Enhancing Security Using Random Binary Weights in Privacy-Preserving Federated Learning

TL;DR

This paper introduces a new federated learning approach that uses random binary weights to enhance security against data inference attacks without sacrificing model accuracy.

Contribution

It proposes a novel method employing binary random weights in federated learning to improve privacy protection while maintaining model performance.

Findings

Effective resistance to APRIL attack demonstrated

Model performance comparable to standard federated learning

Enhanced privacy protection without accuracy loss

Abstract

In this paper, we propose a novel method for enhancing security in privacy-preserving federated learning using the Vision Transformer. In federated learning, learning is performed by collecting updated information without collecting raw data from each client. However, the problem is that this raw data may be inferred from the updated information.

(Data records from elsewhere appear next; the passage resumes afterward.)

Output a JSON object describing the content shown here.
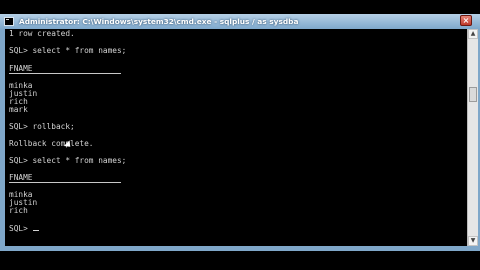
{
  "window": {
    "title": "Administrator: C:\\Windows\\system32\\cmd.exe - sqlplus  / as sysdba",
    "icon": "console-icon",
    "close_label": "×"
  },
  "console": {
    "lines": [
      "1 row created.",
      "SQL> select * from names;",
      "FNAME",
      "minka",
      "justin",
      "rich",
      "mark",
      "SQL> rollback;",
      "Rollback complete.",
      "SQL> select * from names;",
      "FNAME",
      "minka",
      "justin",
      "rich",
      "SQL> "
    ]
  },
  "colors": {
    "titlebar": "#7fa7c9",
    "console_bg": "#000000",
    "console_text": "#d4d4d4",
    "close_button": "#c0392b"
  }
}
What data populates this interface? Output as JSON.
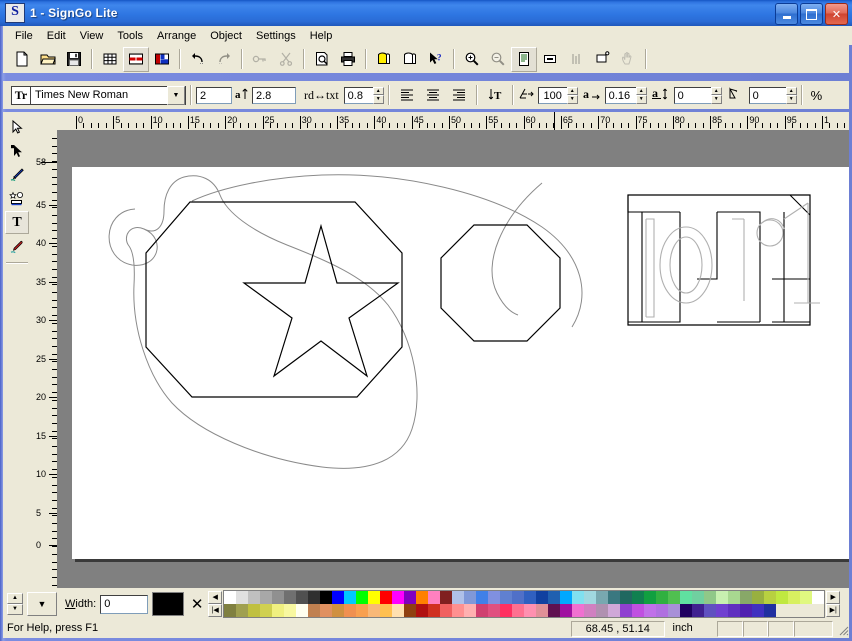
{
  "window": {
    "title": "1 - SignGo Lite",
    "icon": "signgo-logo-icon",
    "minimize_label": "Minimize",
    "maximize_label": "Maximize",
    "close_label": "Close"
  },
  "menu": {
    "items": [
      {
        "label": "File"
      },
      {
        "label": "Edit"
      },
      {
        "label": "View"
      },
      {
        "label": "Tools"
      },
      {
        "label": "Arrange"
      },
      {
        "label": "Object"
      },
      {
        "label": "Settings"
      },
      {
        "label": "Help"
      }
    ]
  },
  "toolbar_main": {
    "buttons": [
      {
        "name": "new-icon",
        "tip": "New"
      },
      {
        "name": "open-icon",
        "tip": "Open"
      },
      {
        "name": "save-icon",
        "tip": "Save"
      },
      {
        "name": "grid-icon",
        "tip": "Show Grid"
      },
      {
        "name": "layout-red-icon",
        "tip": "Layout"
      },
      {
        "name": "panels-icon",
        "tip": "Panels"
      },
      {
        "name": "undo-icon",
        "tip": "Undo"
      },
      {
        "name": "redo-icon",
        "tip": "Redo"
      },
      {
        "name": "key-icon",
        "tip": "Key"
      },
      {
        "name": "cut-icon",
        "tip": "Cut"
      },
      {
        "name": "print-preview-icon",
        "tip": "Print Preview"
      },
      {
        "name": "print-icon",
        "tip": "Print"
      },
      {
        "name": "plot-yellow-icon",
        "tip": "Plot"
      },
      {
        "name": "plot-icon",
        "tip": "Plot Manager"
      },
      {
        "name": "help-pointer-icon",
        "tip": "Context Help"
      },
      {
        "name": "zoom-in-icon",
        "tip": "Zoom In"
      },
      {
        "name": "zoom-out-icon",
        "tip": "Zoom Out"
      },
      {
        "name": "page-view-icon",
        "tip": "Fit Page"
      },
      {
        "name": "zoom-selection-icon",
        "tip": "Zoom Selection"
      },
      {
        "name": "measure-icon",
        "tip": "Measure"
      },
      {
        "name": "node-edit-icon",
        "tip": "Node Edit"
      },
      {
        "name": "pan-hand-icon",
        "tip": "Pan"
      }
    ]
  },
  "toolbar_text": {
    "font_icon": "font-face-icon",
    "font_name": "Times New Roman",
    "font_size": "2",
    "line_height_icon": "line-height-icon",
    "line_height": "2.8",
    "word_space_label": "rd↔txt",
    "word_space": "0.8",
    "align_left_icon": "align-left-icon",
    "align_center_icon": "align-center-icon",
    "align_right_icon": "align-right-icon",
    "vertical_text_icon": "vertical-text-icon",
    "scale_icon": "horizontal-scale-icon",
    "scale_value": "100",
    "char_space_icon": "character-spacing-icon",
    "char_space_value": "0.16",
    "baseline_icon": "baseline-shift-icon",
    "baseline_value": "0",
    "slant_icon": "slant-angle-icon",
    "slant_value": "0",
    "percent_label": "%"
  },
  "toolbox": {
    "tools": [
      {
        "name": "select-arrow-tool",
        "label": "Select"
      },
      {
        "name": "node-edit-tool",
        "label": "Node Edit"
      },
      {
        "name": "pen-draw-tool",
        "label": "Draw"
      },
      {
        "name": "shapes-tool",
        "label": "Shapes"
      },
      {
        "name": "text-tool",
        "label": "Text",
        "selected": true
      },
      {
        "name": "eyedropper-tool",
        "label": "Eyedropper"
      }
    ]
  },
  "rulers": {
    "unit": "inch",
    "horizontal_ticks": [
      "0",
      "5",
      "10",
      "15",
      "20",
      "25",
      "30",
      "35",
      "40",
      "45",
      "50",
      "55",
      "60",
      "65",
      "70",
      "75",
      "80",
      "85",
      "90",
      "95",
      "1"
    ],
    "vertical_ticks": [
      "58",
      "45",
      "40",
      "35",
      "30",
      "25",
      "20",
      "15",
      "10",
      "5",
      "0"
    ]
  },
  "canvas": {
    "objects": [
      {
        "name": "freeform-curve",
        "color": "#8a8a8a"
      },
      {
        "name": "octagon-large",
        "color": "#000000"
      },
      {
        "name": "star-shape",
        "color": "#000000"
      },
      {
        "name": "octagon-small",
        "color": "#000000"
      },
      {
        "name": "text-outline-pr1",
        "text": "pr1",
        "color": "#000000"
      }
    ]
  },
  "bottombar": {
    "width_label": "Width:",
    "width_value": "0",
    "fill_color": "#000000",
    "no_fill_icon": "no-fill-icon",
    "spin_up_icon": "spin-up-icon",
    "spin_down_icon": "spin-down-icon",
    "dropdown_icon": "chevron-down-icon",
    "palette_prev_icon": "palette-prev-icon",
    "palette_first_icon": "palette-first-icon",
    "palette_next_icon": "palette-next-icon",
    "palette_last_icon": "palette-last-icon",
    "palette_row1": [
      "#ffffff",
      "#e0e0e0",
      "#c0c0c0",
      "#a8a8a8",
      "#909090",
      "#707070",
      "#505050",
      "#303030",
      "#000000",
      "#0000ff",
      "#00c8ff",
      "#00ff00",
      "#ffff00",
      "#ff0000",
      "#ff00ff",
      "#8000c0",
      "#ff8000",
      "#ff80c0",
      "#802020",
      "#b0c0e8",
      "#8098d8",
      "#4080e8",
      "#8090e0",
      "#6080d0",
      "#5070c8",
      "#3060c0",
      "#1040a0",
      "#2060b0",
      "#00a8ff",
      "#80e0f0",
      "#a0d8e0",
      "#78a8b0",
      "#3a7880",
      "#206860",
      "#108050",
      "#10a040",
      "#30b040",
      "#50c050",
      "#60e0a0",
      "#70d0a0",
      "#90c888",
      "#c8f0b0",
      "#a8d890",
      "#88a868",
      "#98b040",
      "#b8d040",
      "#c0e840",
      "#d8f060",
      "#e0f880"
    ],
    "palette_row2": [
      "#808040",
      "#a0a050",
      "#c0c040",
      "#d0d050",
      "#f0f080",
      "#f8f8a0",
      "#fffff0",
      "#c08050",
      "#e09060",
      "#d09040",
      "#f09050",
      "#f8a050",
      "#f8b878",
      "#ffc050",
      "#ffe0b0",
      "#904010",
      "#b01010",
      "#d03020",
      "#f06060",
      "#ff9090",
      "#ffb0b0",
      "#d04070",
      "#e05080",
      "#ff3060",
      "#ff7090",
      "#ff90b0",
      "#e09098",
      "#601050",
      "#a010a0",
      "#f070d0",
      "#d080c0",
      "#b090b0",
      "#d0a8d8",
      "#9040d0",
      "#c050e0",
      "#c070e8",
      "#b070e0",
      "#a890d8",
      "#200060",
      "#402090",
      "#6050c0",
      "#7040d0",
      "#6030c0",
      "#5020b0",
      "#4030c0",
      "#2030a0",
      "#ece9d8",
      "#ece9d8",
      "#ece9d8",
      "#ece9d8"
    ]
  },
  "statusbar": {
    "help_text": "For Help, press F1",
    "coordinates": "68.45 , 51.14",
    "unit": "inch"
  }
}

Conventional data-guessing countermeasures (security enhancement methods) for addressing this issue have a trade-off relationship between privacy protection strength and learning efficiency, and they generally degrade model performance. In this paper, we propose a novel method of federated learning that does not degrade model performance and that is robust against data-guessing attacks on updated information. In the proposed method, each client independently prepares a sequence of binary (0 or 1) random numbers, multiplies it by the updated information, and sends it to a server for model learning. In experiments, the effectiveness of the proposed method is confirmed in terms of model performance and resistance to the APRIL (Attention PRIvacy Leakage) restoration attack.